Inunnguiniq program an opportunity for ‘dialogue’ about pregnancy and early education, say organizers

A community project in Pond Inlet aims to educate people about traditional Inuit midwifery and early childhood education.

The Early Years — Inunnguiniq project, which is holding a virtual fundraiser Tuesday at 7 p.m. ET, is part of a wider effort to help restore traditional knowledge about birthing and offer expectant mothers a different avenue of support beyond what’s offered at the local health centre.

Traditional Inuit midwifery is about giving birth at home and surrounded by community members, with the person delivering the baby an Inuit midwife or someone close to the mother. There are Inuit midwives in Pond Inlet who have been delivering babies this way for decades.

Dina Koonoo Arreak is the general manager of the project. She helps pregnant women attend appointments and facilitates opportunities for new parents to learn from more experienced community members, including an elder.

“[The elder] helps in many ways. She talks about pregnancy, she talks about parenting advice and what her experience was like back in the day,” Koonoo Arreak said.

Tessa Lochhead is the co-director of the Pirurvik Preschool Society and an administrator of the project. She provides support to Koonoo Arreak and others in the Pond Inlet program.

The Early Years — Inunnguiniq project started when the Martin Family Initiative, an organization that works with Indigenous Peoples to support education and health in communities, approached the Pirurvik Preschool Society in January 2020 about implementing its Early Years programming in Pond Inlet after experiencing success with it in Alberta, Lochhead said.

“The preschool society decided this was a big part of early childhood education … so this program really fit in beautifully with what we were hoping to do one day,” she said.

The Inuit Child First Initiative then stepped in with funding support.

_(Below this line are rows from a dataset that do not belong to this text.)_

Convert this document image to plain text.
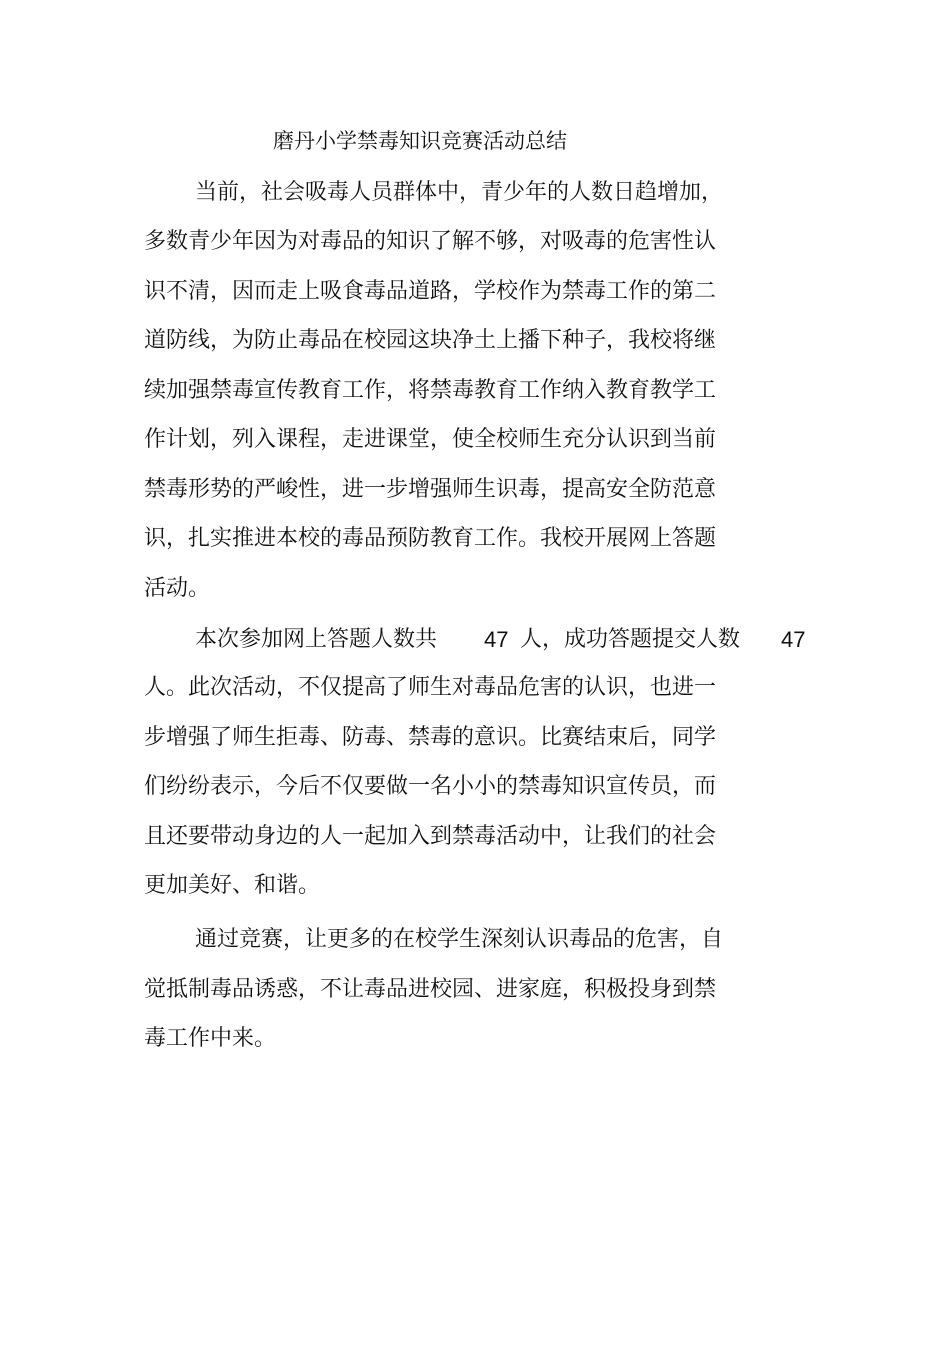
磨丹小学禁毒知识竞赛活动总结
当前，社会吸毒人员群体中，青少年的人数日趋增加，
多数青少年因为对毒品的知识了解不够，对吸毒的危害性认
识不清，因而走上吸食毒品道路，学校作为禁毒工作的第二
道防线，为防止毒品在校园这块净土上播下种子，我校将继
续加强禁毒宣传教育工作，将禁毒教育工作纳入教育教学工
作计划，列入课程，走进课堂，使全校师生充分认识到当前
禁毒形势的严峻性，进一步增强师生识毒，提高安全防范意
识，扎实推进本校的毒品预防教育工作。我校开展网上答题
活动。
本次参加网上答题人数共 47 人，成功答题提交人数 47
人。此次活动，不仅提高了师生对毒品危害的认识，也进一
步增强了师生拒毒、防毒、禁毒的意识。比赛结束后，同学
们纷纷表示，今后不仅要做一名小小的禁毒知识宣传员，而
且还要带动身边的人一起加入到禁毒活动中，让我们的社会
更加美好、和谐。
通过竞赛，让更多的在校学生深刻认识毒品的危害，自
觉抵制毒品诱惑，不让毒品进校园、进家庭，积极投身到禁
毒工作中来。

The program does not train participants to become certified midwives, but instead offers opportunities for education, sharing circles and support for expectant parents.

Lochhead said one of the biggest parts of the project includes providing vehicles for support workers so they can transport women to the health centre, increasing accessibility to programming for prenatal health and wellness and offering home visits for pregnant women who need additional support.

Lochhead said the local health centre, where most women go to receive care, is sometimes stretched thin in what services it can provide expectant mothers, and it is common for women to have to travel outside of Pond Inlet to larger hubs in order to give birth.

Concerns about patients’ safety are commonly cited as a reason why travel is necessary, but Koonoo Arreak said the Early Years Inunnguiniq project has been formed in large part to offer mothers who want to give birth in their home community a healthy opportunity to do so.

“We want to open the door for dialogue, because right now, there is not a dialogue around that topic,” added Lochead. “In the south, they’re opening up birthing centres because they’re realizing hospitals aren’t great places for giving birth.”

As part of its efforts to increase awareness on the topics of Inuit midwifery and child rearing, a virtual fundraiser will be hosted online this Tuesday by the non-profit Justice for Indigenous Women.

Building the Heart of a Child: Pirurvik Preschool, a short documentary film about the Pirurvik preschool and Inuit-led efforts to restore birthing and childrearing practices, will be screened at the fundraiser. Shot in Pond Inlet last summer, the documentary is a production by Iqaluit-based Chickweed Arts and is directed by Jamie Griffiths.